恋するイフリート



「……………はい………………」



葵は先程までのテンションとは打って変わって、控えめな声で電話に出た。



「やぁ〜ん♡葵ちゃぁ〜ん、なかなか出てくれないから、無視されてるのかと思っちゃったぁ〜♡」


葵とは対象的な、高音域なテンション高めの声に思わず耳を塞ぎたくなる。


無視してたんだよっ!!解れよっ!?


と、密かに思いつつも無表情に会話を続けた。


「…こんな夜中に何の用?」


「えぇ〜!?今、日本は夜中なのぉ〜!?」


……チッ!解ってる癖に、うぜぇっ!!


この女は毎回こうなのだっ!!


「ねぇ〜?葵ちゃん、今、ママは何処にいると思うぅ〜??」


またか……。

認めたくはないが、これが、葵の母、美里だ。

美里は、少し普通と違う……、いや、少し所ではない……。

『だ・い・ぶ』人とは違う。


まだ美里が若く美しい時、将来有望そうな青年と出会った。

それは後に『親父』という、世界で最も便利なATMと化し、

世界各国を旅して回る事が趣味な美里を今でも影で支えている。

おそらく今回も、どこぞやの旅の空の下で、葵に連絡してきたのだろう。


「………どこにいるんでしょ〜ね〜」


ウザさ全開で答える葵をもろともせず、美里は嬉しそうに、それに答えた。


「答えは………エジプトでしたっ♡」


………やっぱり…。


こんな美里に18年も育てられたのだ。

もう、何を言われたって驚きはしない。


「で、そのエジプトからこんな時間に一体何の用よ…??」


「んもぅ〜、葵ちゃんてば、冷た〜い」


この真夜中に、ワザとらしく泣き真似を始める美里に、思わず溜息が漏れる。

葵は呆れながらも、少しばかり優しい声色に切り替え、改めて問い直した。

「何か用があるから連絡して来たんでしょ?」


「葵ちゃん、初めての一人暮らしだし、

 ママがいないのを良いことに、

 また、気持ち悪い趣味でもやってんのじゃないかと

 心配になっちゃって…」


……人の趣味をどうどうと気持ち悪い呼ばわりするなんて、さすが美里だ。

「ちゃんとしてますー。

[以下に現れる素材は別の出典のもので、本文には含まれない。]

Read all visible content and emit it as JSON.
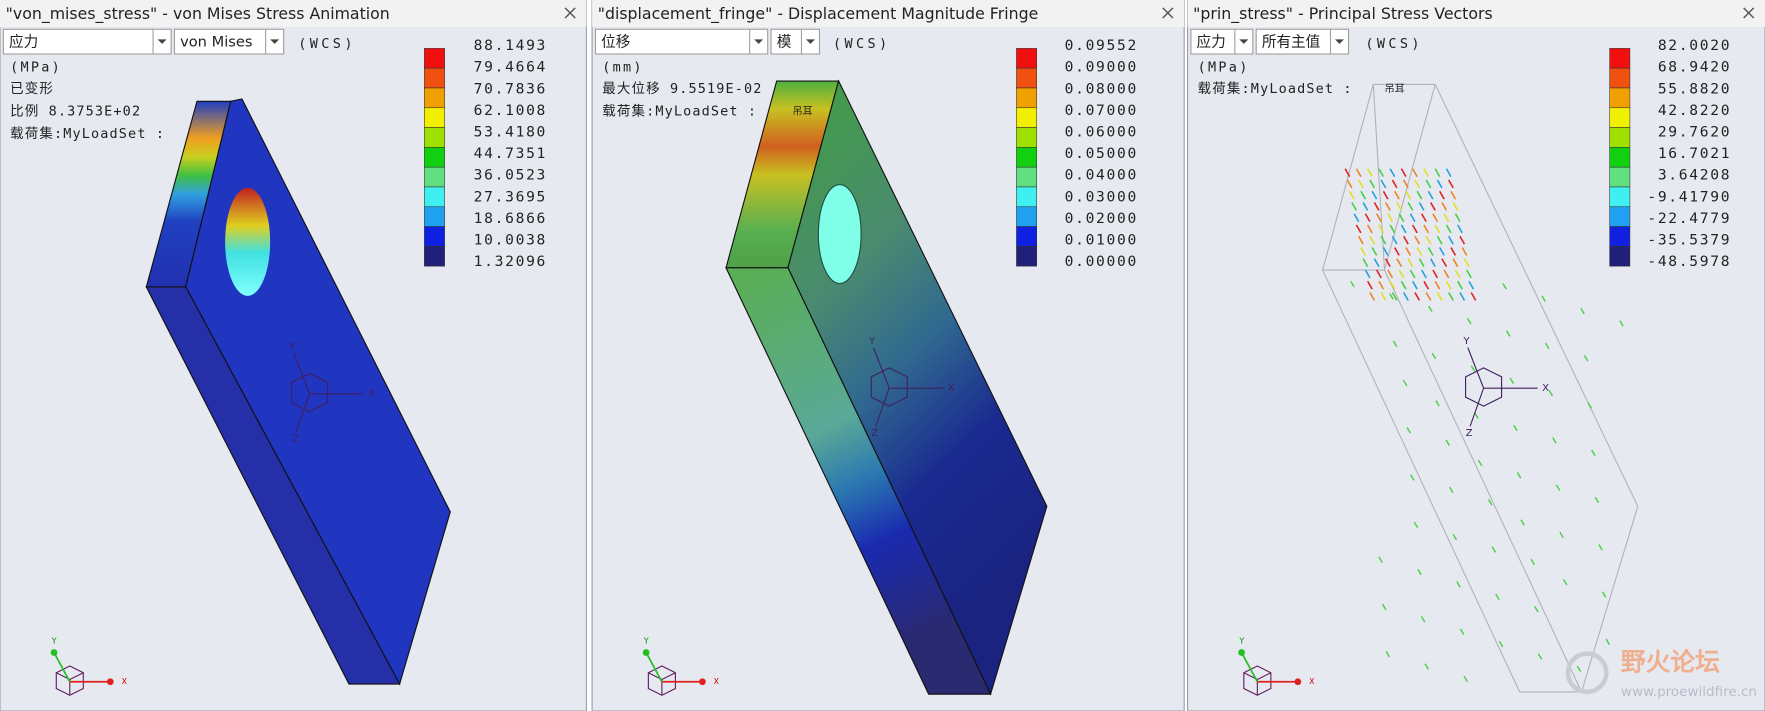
{
  "panels": [
    {
      "title": "\"von_mises_stress\" - von Mises Stress Animation",
      "selectors": [
        "应力",
        "von Mises"
      ],
      "coord": "(WCS)",
      "unit": "(MPa)",
      "info": [
        "已变形",
        "比例  8.3753E+02",
        "载荷集:MyLoadSet  :"
      ],
      "legend": [
        "88.1493",
        "79.4664",
        "70.7836",
        "62.1008",
        "53.4180",
        "44.7351",
        "36.0523",
        "27.3695",
        "18.6866",
        "10.0038",
        "1.32096"
      ]
    },
    {
      "title": "\"displacement_fringe\" - Displacement Magnitude Fringe",
      "selectors": [
        "位移",
        "模"
      ],
      "coord": "(WCS)",
      "unit": "(mm)",
      "info": [
        "最大位移  9.5519E-02",
        "载荷集:MyLoadSet  :"
      ],
      "part_label": "吊耳",
      "legend": [
        "0.09552",
        "0.09000",
        "0.08000",
        "0.07000",
        "0.06000",
        "0.05000",
        "0.04000",
        "0.03000",
        "0.02000",
        "0.01000",
        "0.00000"
      ]
    },
    {
      "title": "\"prin_stress\" - Principal Stress Vectors",
      "selectors": [
        "应力",
        "所有主值"
      ],
      "coord": "(WCS)",
      "unit": "(MPa)",
      "info": [
        "载荷集:MyLoadSet  :"
      ],
      "part_label": "吊耳",
      "legend": [
        "82.0020",
        "68.9420",
        "55.8820",
        "42.8220",
        "29.7620",
        "16.7021",
        "3.64208",
        "-9.41790",
        "-22.4779",
        "-35.5379",
        "-48.5978"
      ]
    }
  ],
  "axis_labels": {
    "x": "X",
    "y": "Y",
    "z": "Z"
  },
  "watermark": {
    "title": "野火论坛",
    "url": "www.proewildfire.cn"
  }
}
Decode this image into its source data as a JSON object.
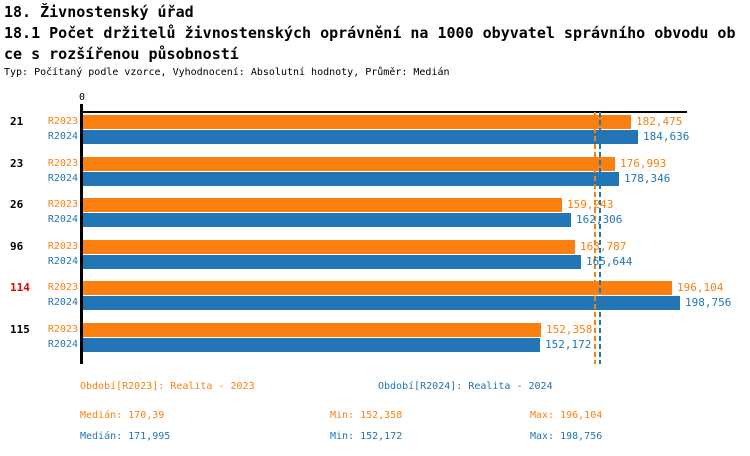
{
  "header": {
    "line1": "18. Živnostenský úřad",
    "line2": "18.1 Počet držitelů živnostenských oprávnění na 1000 obyvatel správního obvodu ob",
    "line3": "ce s rozšířenou působností",
    "meta": "Typ: Počítaný podle vzorce, Vyhodnocení: Absolutní hodnoty, Průměr: Medián"
  },
  "colors": {
    "r2023_orange": "#fb8010",
    "r2024_blue": "#2276b5",
    "highlight_red": "#e60000",
    "axis_black": "#000000"
  },
  "chart_data": {
    "type": "bar",
    "orientation": "horizontal",
    "title": "18.1 Počet držitelů živnostenských oprávnění na 1000 obyvatel správního obvodu obce s rozšířenou působností",
    "categories": [
      "21",
      "23",
      "26",
      "96",
      "114",
      "115"
    ],
    "highlighted_category": "114",
    "axis": {
      "zero_label": "0",
      "xlim": [
        0,
        201
      ],
      "grid": false
    },
    "series": [
      {
        "name": "R2023",
        "color": "#fb8010",
        "values": [
          182.475,
          176.993,
          159.243,
          163.787,
          196.104,
          152.358
        ],
        "labels": [
          "182,475",
          "176,993",
          "159,243",
          "163,787",
          "196,104",
          "152,358"
        ],
        "median": 170.39,
        "min": 152.358,
        "max": 196.104
      },
      {
        "name": "R2024",
        "color": "#2276b5",
        "values": [
          184.636,
          178.346,
          162.306,
          165.644,
          198.756,
          152.172
        ],
        "labels": [
          "184,636",
          "178,346",
          "162,306",
          "165,644",
          "198,756",
          "152,172"
        ],
        "median": 171.995,
        "min": 152.172,
        "max": 198.756
      }
    ],
    "legend_position": "bottom"
  },
  "legend": {
    "r2023_label": "Období[R2023]: Realita - 2023",
    "r2024_label": "Období[R2024]: Realita - 2024",
    "stats_2023": {
      "median": "Medián: 170,39",
      "min": "Min: 152,358",
      "max": "Max: 196,104"
    },
    "stats_2024": {
      "median": "Medián: 171,995",
      "min": "Min: 152,172",
      "max": "Max: 198,756"
    }
  }
}
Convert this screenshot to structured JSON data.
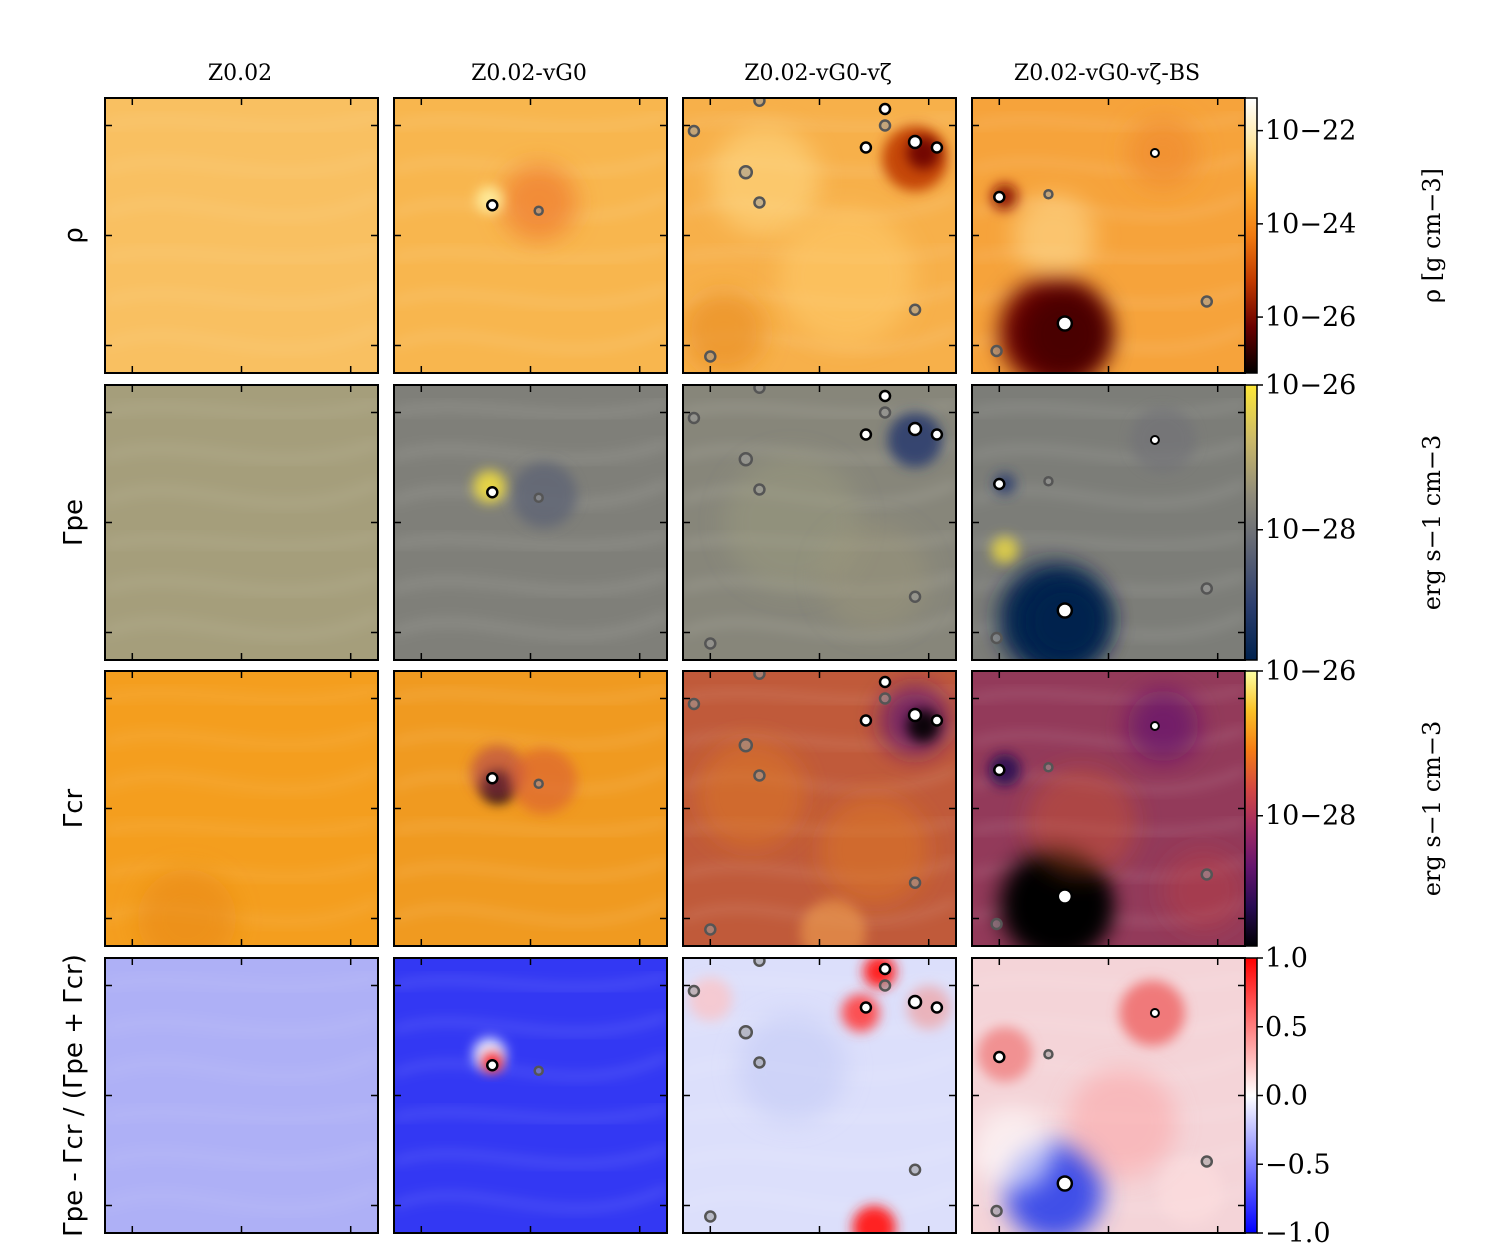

心配しなくていいよ!」

お決まりの社交辞令バリに答えてやった。

「そんな事言っちゃって、
 
 こんな夜中まで起きてるぐらいだから、

 また恋愛ゲームでもやってたんじゃないのぉー??」


「!!…い、いや、今日は、大学の夏休みの課題やってたら、ちょっと遅くなっただけだよっ!」

美里の癖に、なかなか痛い所をついてくるじゃないかっ。